[CentOS] Best mkfs.ext2 performance options on RAID5 in CentOS 4.2

Tue Nov 1 15:05:17 UTC 2005
Aleksandar Milivojevic <alex at milivojevic.org>

Quoting Sean Staats <sstaats at questia.com>:

> I can't seem to get the read and write performance better than
> approximately 40MB/s on an ext2 file system.  IMO, this is horrible
> performance for a 6-drive, hardware RAID 5 array.  Please have a look at
> what I'm doing and let me know if anybody has any suggestions on how to
> improve the performance...
> Output of using bonnie++:
[snip]
> ---------------------------
> $ /usr/local/bonnie++/sbin/bonnie++ -d /d01/test -r 6144 -m
> anchor_ext2_4k_64s
> Version  1.03       ------Sequential Output------ --Sequential Input-
> --Random-
>                    -Per Chr- --Block-- -Rewrite- -Per Chr- --Block--
> --Seeks--
> Machine        Size K/sec %CP K/sec %CP K/sec %CP K/sec %CP K/sec %CP
> /sec %CP
> anchor_ext2_4k_ 12G 41654  96 41937  11 30537   8 40676  88 233015  27
> 426.6   1

Correct me if I'm wrong, but you got 233MB/s for reads (the block read 
test).

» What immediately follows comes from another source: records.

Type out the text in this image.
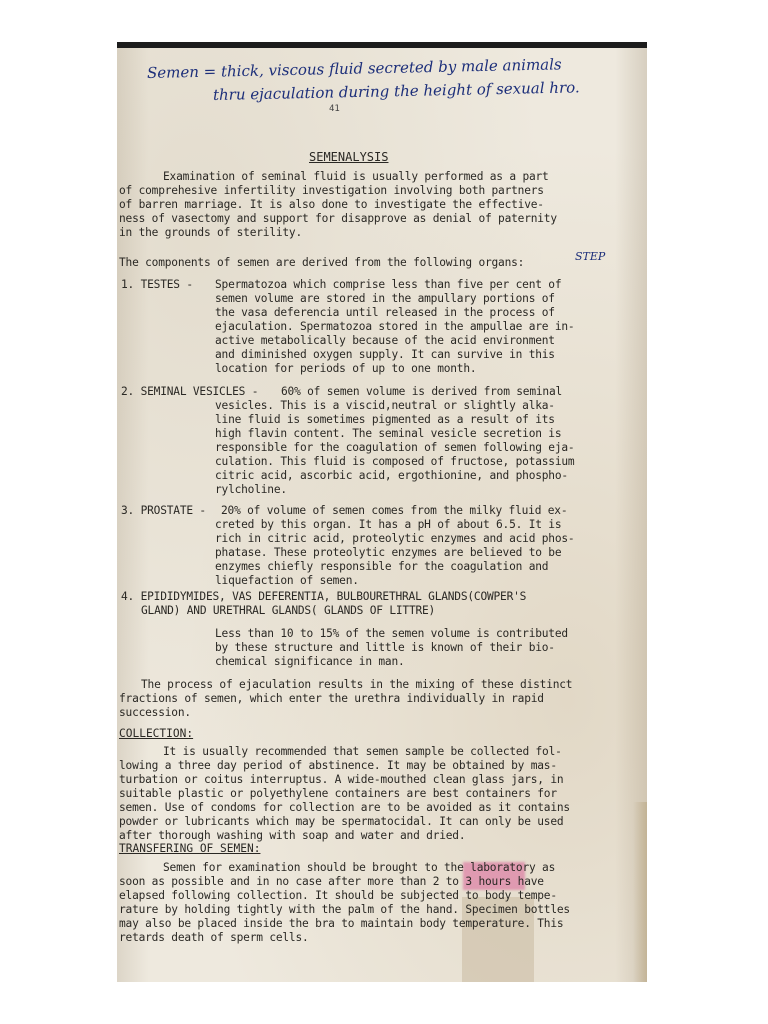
Semen = thick, viscous fluid secreted by male animals
thru ejaculation during the height of sexual hro.
41
SEMENALYSIS
Examination of seminal fluid is usually performed as a part
of comprehesive infertility investigation involving both partners
of barren marriage. It is also done to investigate the effective-
ness of vasectomy and support for disapprove as denial of paternity
in the grounds of sterility.
The components of semen are derived from the following organs:	STEP
1. TESTES - Spermatozoa which comprise less than five per cent of
semen volume are stored in the ampullary portions of
the vasa deferencia until released in the process of
ejaculation. Spermatozoa stored in the ampullae are in-
active metabolically because of the acid environment
and diminished oxygen supply. It can survive in this
location for periods of up to one month.
2. SEMINAL VESICLES - 60% of semen volume is derived from seminal
vesicles. This is a viscid,neutral or slightly alka-
line fluid is sometimes pigmented as a result of its
high flavin content. The seminal vesicle secretion is
responsible for the coagulation of semen following eja-
culation. This fluid is composed of fructose, potassium
citric acid, ascorbic acid, ergothionine, and phospho-
rylcholine.
3. PROSTATE - 20% of volume of semen comes from the milky fluid ex-
creted by this organ. It has a pH of about 6.5. It is
rich in citric acid, proteolytic enzymes and acid phos-
phatase. These proteolytic enzymes are believed to be
enzymes chiefly responsible for the coagulation and
liquefaction of semen.
4. EPIDIDYMIDES, VAS DEFERENTIA, BULBOURETHRAL GLANDS(COWPER'S
GLAND) AND URETHRAL GLANDS( GLANDS OF LITTRE)
Less than 10 to 15% of the semen volume is contributed
by these structure and little is known of their bio-
chemical significance in man.
The process of ejaculation results in the mixing of these distinct
fractions of semen, which enter the urethra individually in rapid
succession.
COLLECTION:
It is usually recommended that semen sample be collected fol-
lowing a three day period of abstinence. It may be obtained by mas-
turbation or coitus interruptus. A wide-mouthed clean glass jars, in
suitable plastic or polyethylene containers are best containers for
semen. Use of condoms for collection are to be avoided as it contains
powder or lubricants which may be spermatocidal. It can only be used
after thorough washing with soap and water and dried.
TRANSFERING OF SEMEN:
Semen for examination should be brought to the laboratory as
soon as possible and in no case after more than 2 to 3 hours have
elapsed following collection. It should be subjected to body tempe-
rature by holding tightly with the palm of the hand. Specimen bottles
may also be placed inside the bra to maintain body temperature. This
retards death of sperm cells.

Assuming your disks can do 50MB/s sustained transfer rate each, 
you are preatty
darn close to the theoretical maximum of (6 - 1) * 50MB/s = 250MB/s for 6 disk
RAID5.

RAID5 as such is bad choice for file systems that will have more than 
about 30%
of writes (out of total I/O).  If most of the I/O will be writes, and you care
about performance, you should use RAID-10.  Remember, writes to Dumb,
not-optimized RAID5 implementation is slower than writing to a single 
disk. This is generic RAID wisdom, nothing to do with any particular 
implementation. In the worst case scenario, the write operation on 
6-disk RAID5 volume involves
reading a data block from 5 drives, calculating XOR, and writing back 
one block
of data and one block of checksum.  Whichever way you do it, it ain't gonna be
fast.

For large sequential writes, RAID5 implementations can do a lot of 
optimizations
(reducing the number of reads for each write operation).  But they 
still need to
generate and write that additional XOR checksum, so it is going to be slower
than reading from that same volume.

The random writes to RAID5 volumes are always going to be terribly slow since
RAID5 implementation can't optimize them very well.  If they are limited to
small areas of data, large battery backedup on-controller cache might help
(since the blocks needed to re-calculate XOR checksum might already be in the
cache, and the actuall writes can be delayed in hope there'll be enough 
data to
write in the future to reduce number of needed reads).  If they are spread all
over 1TB volume, you are screwed, no (reasonable) amount of cache is going to
save ya.

Back to reads, you got 40MB/s for per-chr reads and 233MB/s for block 
reads. The difference between this two cases is not 3ware related, at 
least not in
your case it seems.  The per-chr test is reading one byte at a time, and it is
influenced by three factors: how well the C library is optimized (and how good
it is in buffering), the CPU speed and the disk speed.  If you look at CPU
column, you'll see that your CPU was 88% busy during this test (probably most
time spent in a bonnie's loop that executes 12 billion getc() and the C 
library
itself).  So no matter how fast your drives are, you'd max out in per-chr read
test at maybe 45-50MB/s with the CPU you have in the box.  Setting larger read
ahead (as Joe suggested) might help to squeeze couple of MB/s more in 
benchmark
tests, but probably not really worth it in real world applications.


----------------------------------------------------------------
This message was sent using IMP, the Internet Messaging Program.